Bu yeni din ve inananlarını öyle gizli kuytu
köşelerde saklanan kişiler olarak düşünmeyin sakın. Onlar mahallenizdeki komşu,
sokağınızdaki esnaf, okuldaki öğretmen gibi her yerde gördüğünüz, her yerde
karşınıza çıkan, görünüşte herkes gibi olan insanlardır. Pek çok argüman ile
sizi de kendi saflarına çekmek için sizi etkilemeye çalışırlar. Bu argümanları
kabul etmeyen insanlara da sosyal medya linçleri uygularlar, mobing yaparlar. İsterseniz
gelin önce bu argümanlara bir bakalım.
Yazık hayvancıklara
Bu argüman genel giriş cümlesi gibidir. Önce bir
mağduriyet yaratıp, sonra sizi de bu mağduriyete duyarlı olmaya davet ederler. Ardından
da : “Allah bu hayvanları böyle aç bırakmamızın hesabını bize sorar” gelir. Bunu
söylerken hiç kimsenin aklına da şu gelmez : “acaba bu sokaktaki başıboş
köpekler saldırı mı? Mağduriyet yaratır mı? Ülkede genel durum nedir?” İnsan,
en az antrenmanı beynine yaptırdığı için beyin, olabildiğince tembel davranıp “Tabi
ya… yazık hayvanlara” diyerek zokayı yutar. Ve köpekperestlerle aynı volümde
olmasa bile, en azından karşılarına çıkıp “yanlış yapıyorsunuz” diyemez.
Belediyeler katil
Bu argümanda da bir “Mağdur var, yardım et”

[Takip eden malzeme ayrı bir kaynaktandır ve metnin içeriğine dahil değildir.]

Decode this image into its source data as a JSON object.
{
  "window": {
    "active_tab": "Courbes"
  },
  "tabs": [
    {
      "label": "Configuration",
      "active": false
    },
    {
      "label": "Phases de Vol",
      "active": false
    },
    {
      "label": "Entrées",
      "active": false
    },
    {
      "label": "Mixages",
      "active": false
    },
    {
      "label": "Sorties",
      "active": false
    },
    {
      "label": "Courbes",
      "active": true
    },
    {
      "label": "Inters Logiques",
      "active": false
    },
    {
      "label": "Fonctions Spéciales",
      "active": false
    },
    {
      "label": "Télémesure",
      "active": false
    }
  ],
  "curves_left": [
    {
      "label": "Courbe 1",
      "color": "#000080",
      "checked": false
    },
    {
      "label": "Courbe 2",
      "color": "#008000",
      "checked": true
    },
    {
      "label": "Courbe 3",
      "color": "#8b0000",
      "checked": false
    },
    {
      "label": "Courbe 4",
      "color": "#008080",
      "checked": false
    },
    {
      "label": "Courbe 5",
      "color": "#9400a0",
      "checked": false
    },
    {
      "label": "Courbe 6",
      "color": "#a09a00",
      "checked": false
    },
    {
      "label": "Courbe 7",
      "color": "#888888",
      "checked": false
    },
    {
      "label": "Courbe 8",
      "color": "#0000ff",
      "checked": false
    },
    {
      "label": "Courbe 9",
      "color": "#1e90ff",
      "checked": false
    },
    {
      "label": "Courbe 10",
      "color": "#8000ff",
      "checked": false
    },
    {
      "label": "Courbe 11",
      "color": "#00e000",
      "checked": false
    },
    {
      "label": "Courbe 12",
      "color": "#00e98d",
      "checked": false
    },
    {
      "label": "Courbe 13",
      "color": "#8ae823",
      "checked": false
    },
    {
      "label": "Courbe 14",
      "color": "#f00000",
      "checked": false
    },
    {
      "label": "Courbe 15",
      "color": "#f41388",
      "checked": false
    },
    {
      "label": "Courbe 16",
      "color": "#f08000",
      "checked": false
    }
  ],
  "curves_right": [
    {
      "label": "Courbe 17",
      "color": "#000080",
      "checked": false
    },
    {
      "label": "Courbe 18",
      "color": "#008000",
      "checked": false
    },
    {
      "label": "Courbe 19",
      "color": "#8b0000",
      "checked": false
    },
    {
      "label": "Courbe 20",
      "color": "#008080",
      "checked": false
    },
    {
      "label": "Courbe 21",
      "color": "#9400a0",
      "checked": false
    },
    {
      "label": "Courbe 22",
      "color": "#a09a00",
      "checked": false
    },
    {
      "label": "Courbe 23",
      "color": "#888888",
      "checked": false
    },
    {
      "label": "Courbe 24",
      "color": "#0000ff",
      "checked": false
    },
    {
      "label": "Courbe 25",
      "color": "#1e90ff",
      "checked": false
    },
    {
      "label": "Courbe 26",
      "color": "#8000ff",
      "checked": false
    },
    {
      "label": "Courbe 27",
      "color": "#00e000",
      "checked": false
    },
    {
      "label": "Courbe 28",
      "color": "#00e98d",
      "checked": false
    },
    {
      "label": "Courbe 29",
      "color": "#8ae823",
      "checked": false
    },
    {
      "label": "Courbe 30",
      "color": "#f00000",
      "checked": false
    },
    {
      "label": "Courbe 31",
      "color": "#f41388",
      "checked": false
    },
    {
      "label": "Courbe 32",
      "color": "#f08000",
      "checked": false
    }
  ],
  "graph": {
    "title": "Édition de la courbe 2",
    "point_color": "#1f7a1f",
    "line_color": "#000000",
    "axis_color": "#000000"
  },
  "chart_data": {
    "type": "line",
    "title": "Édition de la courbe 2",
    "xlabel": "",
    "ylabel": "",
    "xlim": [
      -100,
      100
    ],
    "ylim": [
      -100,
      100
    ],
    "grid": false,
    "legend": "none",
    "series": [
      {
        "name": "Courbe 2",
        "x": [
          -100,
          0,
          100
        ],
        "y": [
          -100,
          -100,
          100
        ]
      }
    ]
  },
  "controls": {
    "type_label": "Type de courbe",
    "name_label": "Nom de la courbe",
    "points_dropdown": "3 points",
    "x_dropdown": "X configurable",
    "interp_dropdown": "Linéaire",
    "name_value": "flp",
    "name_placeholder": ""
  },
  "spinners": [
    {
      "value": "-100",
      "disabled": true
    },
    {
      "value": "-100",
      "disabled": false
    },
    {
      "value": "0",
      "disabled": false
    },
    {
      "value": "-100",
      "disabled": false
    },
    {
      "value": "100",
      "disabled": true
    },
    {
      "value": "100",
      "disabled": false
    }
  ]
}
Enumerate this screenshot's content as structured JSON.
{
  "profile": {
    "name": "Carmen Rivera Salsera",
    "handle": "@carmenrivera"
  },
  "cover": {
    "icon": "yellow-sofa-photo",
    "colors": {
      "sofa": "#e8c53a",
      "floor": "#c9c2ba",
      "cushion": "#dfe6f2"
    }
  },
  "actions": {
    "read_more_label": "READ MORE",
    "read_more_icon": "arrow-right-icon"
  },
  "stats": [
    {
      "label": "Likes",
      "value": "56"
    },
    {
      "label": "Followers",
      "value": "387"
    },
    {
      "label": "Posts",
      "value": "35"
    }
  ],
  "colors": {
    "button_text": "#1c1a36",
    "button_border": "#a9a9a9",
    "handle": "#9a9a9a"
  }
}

havası vardır. Ama esas amacı çok daha farklıdır. Köpekperestler, 5199 sayılı
kanuna göre yapılmış geçici barınma ve rehabilitasyon merkezlerinde (dikkat
edin, barınak değil) sürekli barınak olarak lanse eder. Hiç biri de “Rehabilitasyon
merkezi” demez. Sonrada başlarla yalan yanlış algı yönetmek için hikayeler
anlatmaya: “Barınaklarda hayvanlar öldürülüyor, oraya giren hayvan sağ
çıkamıyor, hayvanlar açlıktan birbirini yiyor vs.” işin aslı şu : belediyeler
5199 sayılı kanuna göre sokaklardaki başıboş hayvanları toplayıp,
kısırlaştırıp, tekrar aldıkları yere bırakmaktadır. Ve bu ‘rehabilitasyon’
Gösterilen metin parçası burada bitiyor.